There’s some bit operations going on (the RNG is Xorshift 128), looks fine on the first glance.
But wait a minute; this seems like it only has code to generate a random number once, whereas the test is supposed to call Random01
three times?!
Turns out the compiler is smart enough to see through some of the calls, folds down all these computations and goes, “yep, so the 2nd call
to Random01
will produce 0.779968381 (0x3f47ac02)”. And then it kinda partially does actual computation of the 3rd Random01 call, and
eventually checks that the result is the same.
Oh-kay!
Now, what does clang (whatever version Xcode 8.1 on Mac has) do on this same test?
pushq %rbp
movq %rsp, %rbp
pushq %rbx
subq $0x58, %rsp
movl $0x3f47ac02, -0xc(%rbp) ; imm = 0x3F47AC02
movl $0x3f47ac02, -0x10(%rbp) ; imm = 0x3F47AC02
callq 0x1002b2950 ; UnitTest::CurrentTest::Results at CurrentTest.cpp:7
; ...
Whoa. There’s no code left at all! Everything just became an “is 0x3F47AC02 == 0x3F47AC02” test. It became a compile-time test.
w(☆o◎)w
By the way, the original problem I was looking into? Turns out RNG is fine (phew!).

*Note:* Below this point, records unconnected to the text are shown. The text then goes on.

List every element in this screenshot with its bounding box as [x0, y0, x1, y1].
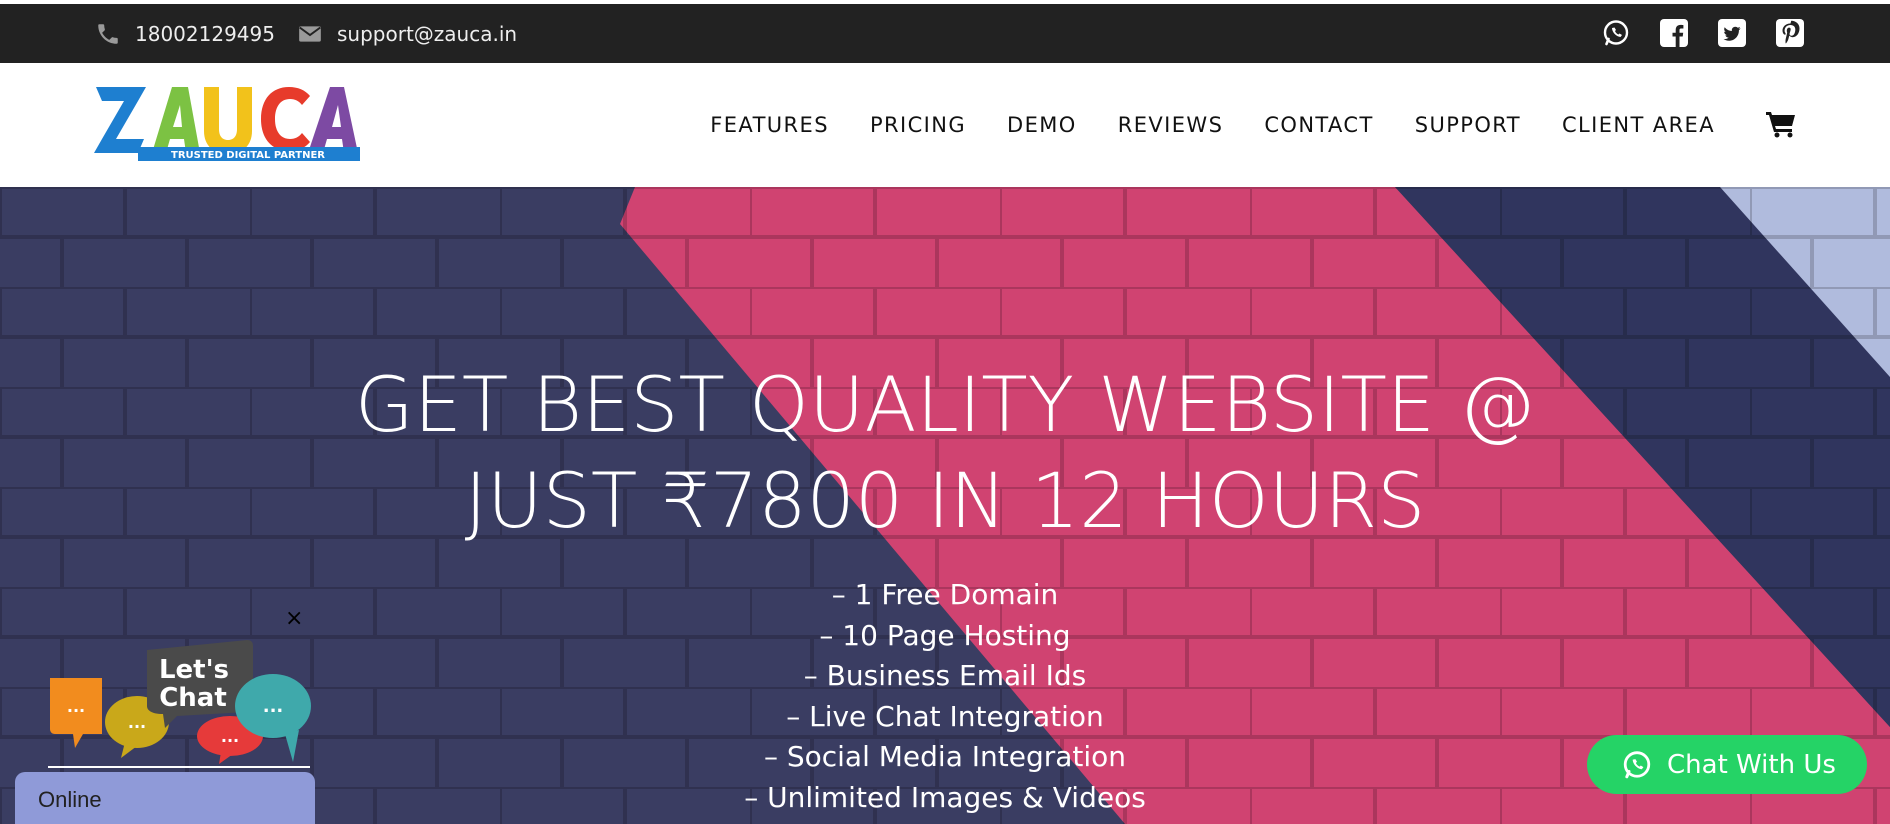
online-status-bar[interactable]: Online	[15, 772, 315, 824]
chat-bubble-icon: ...	[50, 678, 102, 748]
hero-title: GET BEST QUALITY WEBSITE @ JUST ₹7800 IN…	[0, 357, 1890, 549]
lets-chat-text-1: Let's	[159, 655, 229, 685]
nav-client-area[interactable]: CLIENT AREA	[1562, 113, 1715, 137]
feature-item: – 1 Free Domain	[831, 578, 1059, 611]
nav-support[interactable]: SUPPORT	[1415, 113, 1521, 137]
phone-number[interactable]: 18002129495	[135, 22, 275, 46]
phone-icon	[98, 23, 118, 44]
whatsapp-icon[interactable]	[1602, 19, 1630, 47]
close-chat-widget-button[interactable]: ×	[285, 606, 303, 631]
divider	[48, 766, 310, 768]
online-label: Online	[38, 787, 102, 812]
whatsapp-chat-button[interactable]: Chat With Us	[1587, 735, 1867, 794]
main-nav: FEATURES PRICING DEMO REVIEWS CONTACT SU…	[710, 63, 1715, 187]
whatsapp-icon	[1623, 751, 1651, 779]
lets-chat-widget[interactable]: ... ... Let's Chat ... ...	[45, 632, 315, 772]
hero-title-line1: GET BEST QUALITY WEBSITE @	[354, 360, 1536, 449]
svg-text:...: ...	[128, 713, 146, 732]
shopping-cart-icon[interactable]	[1766, 110, 1796, 138]
email-address[interactable]: support@zauca.in	[337, 22, 517, 46]
svg-text:...: ...	[263, 696, 284, 717]
envelope-icon	[299, 25, 321, 42]
svg-text:...: ...	[221, 727, 239, 746]
whatsapp-chat-label: Chat With Us	[1667, 749, 1836, 780]
nav-reviews[interactable]: REVIEWS	[1118, 113, 1224, 137]
phone-contact[interactable]: 18002129495	[95, 4, 275, 63]
hero-title-line2: JUST ₹7800 IN 12 HOURS	[464, 456, 1426, 545]
svg-text:...: ...	[67, 697, 85, 716]
site-header: TRUSTED DIGITAL PARTNER FEATURES PRICING…	[0, 63, 1890, 187]
nav-pricing[interactable]: PRICING	[870, 113, 966, 137]
nav-features[interactable]: FEATURES	[710, 113, 829, 137]
social-links	[1602, 19, 1804, 47]
logo-tagline: TRUSTED DIGITAL PARTNER	[171, 150, 325, 161]
zauca-logo[interactable]: TRUSTED DIGITAL PARTNER	[94, 83, 360, 165]
email-contact[interactable]: support@zauca.in	[297, 4, 517, 63]
twitter-icon[interactable]	[1718, 19, 1746, 47]
facebook-icon[interactable]	[1660, 19, 1688, 47]
nav-demo[interactable]: DEMO	[1007, 113, 1077, 137]
top-bar: 18002129495 support@zauca.in	[0, 0, 1890, 63]
nav-contact[interactable]: CONTACT	[1264, 113, 1373, 137]
pinterest-icon[interactable]	[1776, 19, 1804, 47]
lets-chat-text-2: Chat	[159, 683, 227, 713]
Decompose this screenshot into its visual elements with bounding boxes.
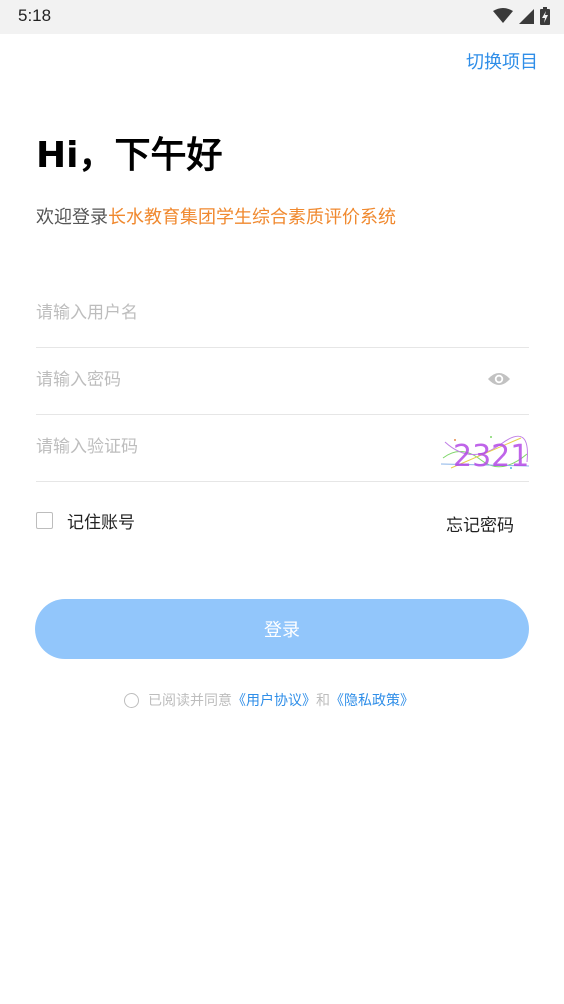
status-icons [493, 6, 550, 26]
signal-icon [519, 8, 534, 24]
status-time: 5:18 [18, 6, 52, 25]
user-agreement-link[interactable]: 《用户协议》 [232, 690, 316, 710]
system-name: 长水教育集团学生综合素质评价系统 [108, 207, 396, 228]
remember-account[interactable]: 记住账号 [36, 508, 135, 533]
captcha-input[interactable] [36, 430, 456, 464]
agreement-row: 已阅读并同意 《用户协议》 和 《隐私政策》 [124, 690, 414, 710]
welcome-prefix: 欢迎登录 [36, 207, 108, 228]
forgot-password-link[interactable]: 忘记密码 [446, 511, 514, 536]
password-input[interactable] [36, 363, 456, 397]
agreement-conjunction: 和 [316, 693, 330, 709]
status-bar: 5:18 [0, 0, 564, 34]
captcha-row: 2321 [36, 414, 529, 482]
battery-icon [540, 7, 550, 25]
switch-project-link[interactable]: 切换项目 [466, 48, 538, 74]
captcha-image[interactable]: 2321 [441, 432, 529, 472]
greeting-title: Hi，下午好 [36, 135, 223, 176]
welcome-text: 欢迎登录长水教育集团学生综合素质评价系统 [36, 203, 396, 229]
wifi-icon [493, 8, 513, 23]
agreement-prefix: 已阅读并同意 [148, 693, 232, 709]
password-row [36, 347, 529, 415]
username-input[interactable] [36, 296, 456, 330]
privacy-policy-link[interactable]: 《隐私政策》 [330, 690, 414, 710]
agreement-radio[interactable] [124, 692, 139, 708]
captcha-text: 2321 [453, 439, 529, 472]
eye-icon[interactable] [487, 369, 511, 389]
login-button[interactable]: 登录 [35, 599, 529, 659]
remember-checkbox[interactable] [36, 512, 53, 529]
remember-label: 记住账号 [67, 513, 135, 533]
username-row [36, 280, 529, 348]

What got me was code in my own test that I should have known better about; it was roughly like this:
transform.SetPosition(Vector3f(Random01(), Random01(), Random01()));
See what’s wrong?
.
.
.
The function argument evaluation order in C/C++ is unspecified.
(╯°□°)╯︵ ┻━┻
Newer languages like C# or Java have guarantees that arguments are evaluated from left to right. Yay sanity.